Kitted up to go: Gumboots and miners lights count among the equipment



This is still very much an esoteric culture, despite the hundreds of people in the French capital who take part in such activity – and the growing numbers worldwide who see this system of abandoned mines as the Holy Grail in urban exploring. Popularly called the catacombs, the Mines of Paris comprise tunnels running for literally hundreds of kilometres, spread over several levels in a maze of echoing mystery. Out of bounds to the public since 1955, for decades the cataphiles have claimed it as their own.

Gaps and maps: Navigation is the key to avoid getting lost and other dangers


As in any loose community or subculture, there are differences. According to some, there are two categories of cataphile: the tourists who are just in it for the illegal quick-fix, and older, more serious – even crazy – types for whom going into the bowels of Paris is about escaping society’s constraints and being able to behave how they want. For the older generation, the newbies of the cyber age have it easy with their high-tech gear – and the groundwork of drawing maps of the Mines by hand already done for them.

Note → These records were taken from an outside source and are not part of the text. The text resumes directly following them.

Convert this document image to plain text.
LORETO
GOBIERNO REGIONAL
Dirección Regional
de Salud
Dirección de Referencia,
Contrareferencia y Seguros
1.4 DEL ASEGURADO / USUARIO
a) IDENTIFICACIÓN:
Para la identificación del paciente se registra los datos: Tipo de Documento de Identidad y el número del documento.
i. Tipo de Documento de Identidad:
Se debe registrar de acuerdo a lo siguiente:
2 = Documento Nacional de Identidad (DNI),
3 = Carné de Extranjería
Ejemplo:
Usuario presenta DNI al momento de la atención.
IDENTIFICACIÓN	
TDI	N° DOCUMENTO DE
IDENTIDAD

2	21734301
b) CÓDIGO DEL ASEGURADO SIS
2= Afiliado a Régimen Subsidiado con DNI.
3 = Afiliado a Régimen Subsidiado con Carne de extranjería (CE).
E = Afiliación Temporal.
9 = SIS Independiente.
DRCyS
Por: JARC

Steps back in time: Near the Marie de Medicis Aqueduct in the abandoned Mines



The deeper history of the Mines is as extensive as the tunnels themselves. Quarrying was recorded as early as the 13th century, and vertical mining ensured excavations continued for another 400 years – helping to build the city on top. However, by the late 1700s, the underworld was becoming a sprawling mass of disused tunnels and unsafe mine workings. After several high profile collapses, it was finally decided that an official body was needed to map, repair, reinforce, monitor and maintain the quarries.

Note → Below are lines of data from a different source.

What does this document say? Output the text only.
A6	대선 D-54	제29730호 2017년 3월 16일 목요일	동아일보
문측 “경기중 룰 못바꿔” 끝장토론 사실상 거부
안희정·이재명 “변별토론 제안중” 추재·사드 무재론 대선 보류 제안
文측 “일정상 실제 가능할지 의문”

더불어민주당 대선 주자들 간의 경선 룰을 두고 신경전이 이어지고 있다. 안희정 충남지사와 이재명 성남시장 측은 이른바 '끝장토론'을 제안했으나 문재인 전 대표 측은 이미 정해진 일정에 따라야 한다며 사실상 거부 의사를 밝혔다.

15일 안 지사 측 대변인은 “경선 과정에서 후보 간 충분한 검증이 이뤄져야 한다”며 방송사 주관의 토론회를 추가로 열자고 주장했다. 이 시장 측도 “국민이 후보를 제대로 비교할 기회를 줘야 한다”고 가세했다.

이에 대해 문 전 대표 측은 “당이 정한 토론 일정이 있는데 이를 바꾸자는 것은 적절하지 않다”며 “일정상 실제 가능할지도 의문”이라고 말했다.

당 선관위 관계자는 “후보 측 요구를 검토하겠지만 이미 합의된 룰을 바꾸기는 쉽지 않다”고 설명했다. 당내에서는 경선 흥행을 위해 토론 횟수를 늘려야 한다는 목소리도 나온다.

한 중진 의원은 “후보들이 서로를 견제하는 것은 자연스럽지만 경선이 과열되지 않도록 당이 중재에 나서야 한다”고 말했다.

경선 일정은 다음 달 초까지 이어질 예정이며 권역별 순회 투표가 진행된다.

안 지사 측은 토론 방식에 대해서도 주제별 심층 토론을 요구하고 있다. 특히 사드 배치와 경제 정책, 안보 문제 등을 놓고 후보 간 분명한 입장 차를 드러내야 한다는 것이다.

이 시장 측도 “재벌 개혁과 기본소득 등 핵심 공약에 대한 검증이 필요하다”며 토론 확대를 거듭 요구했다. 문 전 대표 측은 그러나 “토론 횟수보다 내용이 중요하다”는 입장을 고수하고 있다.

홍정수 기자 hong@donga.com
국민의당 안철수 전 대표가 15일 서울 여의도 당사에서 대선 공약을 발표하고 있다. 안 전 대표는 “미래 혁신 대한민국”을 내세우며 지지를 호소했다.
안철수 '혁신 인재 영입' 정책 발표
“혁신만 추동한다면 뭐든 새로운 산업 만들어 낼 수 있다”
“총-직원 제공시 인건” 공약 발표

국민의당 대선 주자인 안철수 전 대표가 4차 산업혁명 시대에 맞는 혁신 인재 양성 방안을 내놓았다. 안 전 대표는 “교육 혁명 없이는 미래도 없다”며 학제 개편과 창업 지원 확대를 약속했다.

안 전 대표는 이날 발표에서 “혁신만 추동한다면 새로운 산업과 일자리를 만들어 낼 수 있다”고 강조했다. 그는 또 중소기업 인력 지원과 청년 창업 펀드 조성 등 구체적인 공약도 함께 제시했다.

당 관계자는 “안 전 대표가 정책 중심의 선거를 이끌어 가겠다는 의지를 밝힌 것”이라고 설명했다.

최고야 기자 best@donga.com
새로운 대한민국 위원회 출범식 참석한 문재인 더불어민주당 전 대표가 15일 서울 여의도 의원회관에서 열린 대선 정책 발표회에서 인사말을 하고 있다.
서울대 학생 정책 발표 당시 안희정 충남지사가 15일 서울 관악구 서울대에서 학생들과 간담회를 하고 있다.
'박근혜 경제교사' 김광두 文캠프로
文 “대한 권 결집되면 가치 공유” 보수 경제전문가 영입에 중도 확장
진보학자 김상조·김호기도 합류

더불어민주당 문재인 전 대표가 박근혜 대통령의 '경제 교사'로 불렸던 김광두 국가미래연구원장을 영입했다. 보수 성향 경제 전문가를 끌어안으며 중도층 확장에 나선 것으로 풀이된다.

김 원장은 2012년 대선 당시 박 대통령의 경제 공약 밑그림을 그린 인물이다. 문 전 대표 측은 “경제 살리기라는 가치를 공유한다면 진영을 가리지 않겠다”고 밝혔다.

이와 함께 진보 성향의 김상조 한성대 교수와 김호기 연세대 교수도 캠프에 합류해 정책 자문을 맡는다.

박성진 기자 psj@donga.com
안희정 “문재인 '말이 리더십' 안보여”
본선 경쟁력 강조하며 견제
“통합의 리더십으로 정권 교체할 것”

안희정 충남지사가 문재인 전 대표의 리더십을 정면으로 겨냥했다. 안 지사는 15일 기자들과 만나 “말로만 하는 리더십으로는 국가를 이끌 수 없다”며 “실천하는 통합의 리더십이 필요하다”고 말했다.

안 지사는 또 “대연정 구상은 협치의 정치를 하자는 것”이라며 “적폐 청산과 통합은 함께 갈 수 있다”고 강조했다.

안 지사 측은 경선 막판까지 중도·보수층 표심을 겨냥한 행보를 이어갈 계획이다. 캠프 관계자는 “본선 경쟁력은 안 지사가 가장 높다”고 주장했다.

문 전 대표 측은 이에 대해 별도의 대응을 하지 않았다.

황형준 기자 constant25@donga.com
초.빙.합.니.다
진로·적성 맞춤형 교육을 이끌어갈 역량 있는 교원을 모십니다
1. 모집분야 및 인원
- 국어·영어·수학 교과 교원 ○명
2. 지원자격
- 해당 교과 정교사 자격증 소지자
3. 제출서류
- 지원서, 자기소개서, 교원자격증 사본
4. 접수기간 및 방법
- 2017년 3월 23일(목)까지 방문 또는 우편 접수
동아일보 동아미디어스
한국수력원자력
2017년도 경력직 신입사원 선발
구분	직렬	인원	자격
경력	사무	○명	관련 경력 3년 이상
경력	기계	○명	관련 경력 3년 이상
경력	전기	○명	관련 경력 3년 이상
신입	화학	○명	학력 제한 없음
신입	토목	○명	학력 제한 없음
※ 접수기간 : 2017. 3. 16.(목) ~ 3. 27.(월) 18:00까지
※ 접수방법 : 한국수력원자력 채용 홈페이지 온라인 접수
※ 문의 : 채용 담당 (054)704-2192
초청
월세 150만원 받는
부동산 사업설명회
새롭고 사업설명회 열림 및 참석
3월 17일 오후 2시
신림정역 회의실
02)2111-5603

Maintenance work: Ladder leading up and engravings of the city grid above



Created in 1777, the Inspection Générale des Carrières (IDC) was largely responsible for making the subterranean tunnels what they are today. As the IDC consolidated a given roadway above, they would engrave its name, plus the date, in the tunnel walls they carved out beneath. Then, with overpopulated Paris’ cemeteries becoming choked with bodies, the IDC constructed a necropolis under the city where the remains could be relocated – mainly to the famous ossuary, today one of the catacombs’ few officially visitable parts.

Official Ossuary: Bone piles in the Parisian Catacombs


Over the years spanning the French Revolution to the 20th century, the Mines were no doubt used by various shadowy groups for surreptitious goings-on, of which only rumours and cryptic graffiti scrawlings remain. During the War years, many of the old quarry rooms were seized as bunkers by civilians, the Nazis and the Resistance alike – the latter two engaged in a game of cat-and-mouse mirrored today by what played out between the cataphiles and the police division tasked with finding and fining them: the cataflics.

Firestarter: Circus activities are among those practiced today in the Mines



The game goes on as cataphiles persist in making their covert descents into the belly of Paris. Once below ground, anonymous tour groups may stop to talk to one another, engage in silent meditative rituals, share improvised feasts or throw parties big and small as they have done for decades. In 2004, the French police discovered an underground cinema run by the Mexican Perforation, a French artistic movement seeking to convey their ideas by improving and restoring hidden and abandoned spaces.

Art adorns the underground walls: Graffiti pieces and murals are commonplace


Not everyone is so careful. The largest, most accessible and best known of the Mines’ networks, the Grand Réseau Sud, has suffered vandalism, littering and wholesale ransacking, and as a result of the invasion of people the cataflic division was set up. At least the smaller networks have so far stayed relatively unscathed. It is true that the Mines have been toured and investigated extensively. Yet unless policy is toughened against the infiltrators, the cataphiles will continue to penetrate the labyrinth Paris conceals.